I go to the back and ask Amy if they have any salt packets, but they don’t. Chris moves his fork around in his salad and comments on the lack of dressing. As the person who had prepped the salad, I admit the uneven distribution was my oversight.

“I fuckin’ swear dawg, on my dead dad.”

Some people stop and look; others continue as if they didn’t hear anything.

“They could film a documentary about this place, I swear,” says a young man at the end of the table. Bryan has been at Delonis for only a few weeks but has been on the streets since he was eighteen. He says he was visiting a friend up north when his parents sent him a text.

“See this long text … I skim through it, and it’s just basically, like, ‘You gotta go, you gotta go, you’re done here.’ I had like no money saved—like $300.” He doesn’t have a phone or a support structure of any kind.

“If you’re lucky, you might see a fight tonight—dinner and a show,” Chris says cynically. Kathy tells me one broke out between two men just a few days ago. 

She says there’s a lot of crime at the center. When her bag got stolen, she left a bottle of water on the table, and someone put Suboxone in it. It’s a medication used to control opioid cravings.

“I ended up on the floor. I had to have somebody help me up to the second floor. At first I thought I was having a heart attack … it was like it didn’t seem real,” she tells me.

Rochelle chimes in. “Like my phone got stolen.” She says she asked the administration to replace it but was told, “Somebody steals, it’s not our problem.” 

Kelly was shocked to hear that, and sorry it happened. “We take any issues of theft or violence very seriously,” he says. “We know people are coming to us at an incredibly challenging time in their lives, so our goal is to create a safe, welcoming environment.” 

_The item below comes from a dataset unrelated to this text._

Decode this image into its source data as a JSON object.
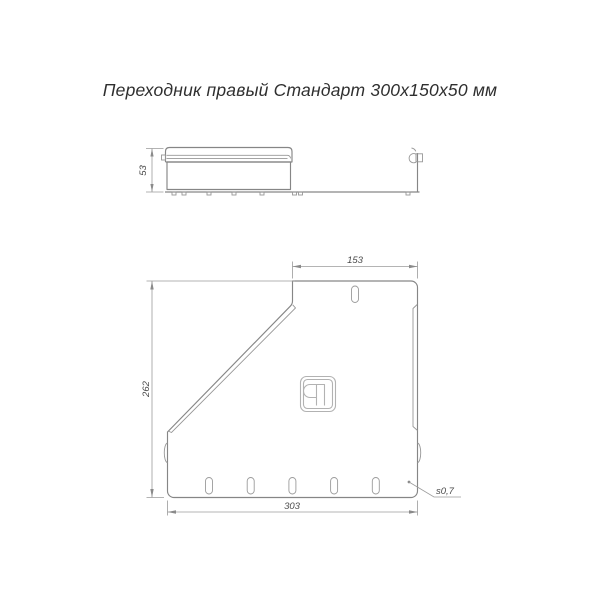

Guests are encouraged to report problems, and if anything is stolen, “we try to get items recouped. We have a group that has phones, so someone can get a new phone that way.”

Sometimes there’s an assumption that the homeless should take what they can get: a few dollars, a free meal, any form of shelter. But some homeless people want freedom. Some homeless people want salt on their food. Some homeless people just want to be heard.

The lunchroom begins clearing out, and Delonis gets ready for bed.

“They took the garbage can away,” Rochelle says.

“Of course they did,” Kathy follows up.

They hadn’t. I point at the garbage can.

Chairs are being stacked. Kathy tells a nervous-looking woman that she will bring her a sleeping mask, and the lady thanks her.

Back in the kitchen, Amy’s the only person left. She hangs up her apron and locks up the office.